Alternative solution using enumerate() and dict.setdefault() functions:

materials = [0, 0, 47, 0, 2, 2, 47]
d = {}
for k,m in enumerate(materials):
    d.setdefault(m, []).append(k)

print(d)

The output:

{0: [0, 1, 3], 2: [4, 5], 47: [2, 6]}

Answer 5

you may find collections.defaultdict to be of use here, when an element is found for first time it will create a new list for you.
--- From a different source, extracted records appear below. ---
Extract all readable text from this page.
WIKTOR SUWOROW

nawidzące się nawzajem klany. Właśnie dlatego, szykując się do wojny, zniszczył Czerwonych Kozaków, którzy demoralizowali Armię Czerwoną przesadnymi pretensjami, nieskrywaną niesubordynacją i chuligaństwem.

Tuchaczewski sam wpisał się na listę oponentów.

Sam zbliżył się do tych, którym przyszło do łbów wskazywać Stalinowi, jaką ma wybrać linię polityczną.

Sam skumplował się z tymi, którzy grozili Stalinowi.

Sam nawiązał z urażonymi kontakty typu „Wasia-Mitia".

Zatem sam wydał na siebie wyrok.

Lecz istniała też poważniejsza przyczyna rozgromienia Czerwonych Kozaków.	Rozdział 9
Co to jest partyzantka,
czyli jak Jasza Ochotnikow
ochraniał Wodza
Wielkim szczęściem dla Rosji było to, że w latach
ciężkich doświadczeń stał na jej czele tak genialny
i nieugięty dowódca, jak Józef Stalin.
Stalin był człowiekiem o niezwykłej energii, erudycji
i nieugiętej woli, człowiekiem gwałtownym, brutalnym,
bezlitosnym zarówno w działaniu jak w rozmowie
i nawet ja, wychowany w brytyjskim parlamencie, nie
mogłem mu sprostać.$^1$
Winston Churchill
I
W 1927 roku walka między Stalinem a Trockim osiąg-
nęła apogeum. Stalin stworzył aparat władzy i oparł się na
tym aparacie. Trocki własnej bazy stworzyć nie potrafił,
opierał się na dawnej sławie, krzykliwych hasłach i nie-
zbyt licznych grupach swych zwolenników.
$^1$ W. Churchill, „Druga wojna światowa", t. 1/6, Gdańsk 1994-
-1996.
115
from collections import defaultdict

indices = defaultdict(list)

for i, elem in enumerate(materials):
    indices[elem].append(i)

Answer 6

I'd use defaultdict, it is more efficient (O(n) time, compared to Jean's answer, which is O(n^2)):

from collections import defaultdict
materials = [0, 0, 47, 0, 2, 2, 47]
d = defaultdict(list)
for i, elem in enumerate(materials):
    d[elem].append(i)

d is now equal to:

defaultdict(<type 'list'>, {0: [0, 1, 3], 2: [4, 5], 47: [2, 6]})

Answer 7

Comprehensions can do this nicely:

d = {key:[i for i, v in enumerate(materials) if v == key] for key in set(materials)}

Answer 8

no need for numpy, those are standard python structures, dict comprehension does that very well for your problem:

materials = [0, 0, 47, 0, 2, 2, 47]

d = {v : [i for i,x in enumerate(materials) if x==v] for v in set(materials)}

print(d)

result:

{0: [0, 1, 3], 2: [4, 5], 47: [2, 6]}

[i for i,x in enumerate(materials) if x==v] finds all the indexes of the element in the list (index only finds the first one)
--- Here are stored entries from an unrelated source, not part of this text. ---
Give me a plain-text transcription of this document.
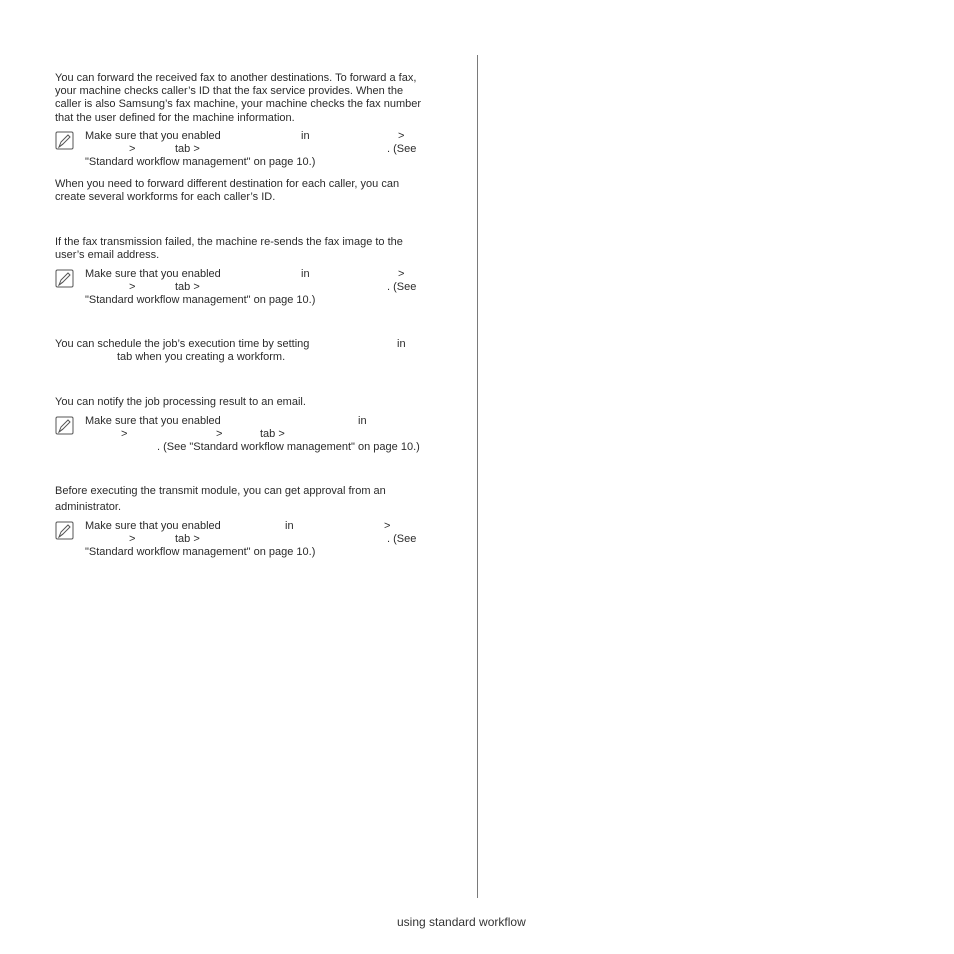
You can forward the received fax to another destinations. To forward a fax,
your machine checks caller’s ID that the fax service provides. When the
caller is also Samsung’s fax machine, your machine checks the fax number
that the user defined for the machine information.
Make sure that you enabled	in	>
>	tab >	. (See
"Standard workflow management" on page 10.)
When you need to forward different destination for each caller, you can
create several workforms for each caller’s ID.
If the fax transmission failed, the machine re-sends the fax image to the
user’s email address.
Make sure that you enabled	in	>
>	tab >	. (See
"Standard workflow management" on page 10.)
You can schedule the job’s execution time by setting	in
tab when you creating a workform.
You can notify the job processing result to an email.
Make sure that you enabled	in
>	>	tab >
. (See "Standard workflow management" on page 10.)
Before executing the transmit module, you can get approval from an
administrator.
Make sure that you enabled	in	>
>	tab >	. (See
"Standard workflow management" on page 10.)
using standard workflow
In the first version of my answer I was iterating on the list itself, but that's a bit wasteful since it will overwrite the key several times when there are a lot of occurrences, and the inner list comprehension has n complexity so the overall complexity is not so good.

While I was writing this final comment, someone suggested to iterate on unique elements, which is good, so turn that input list to a set!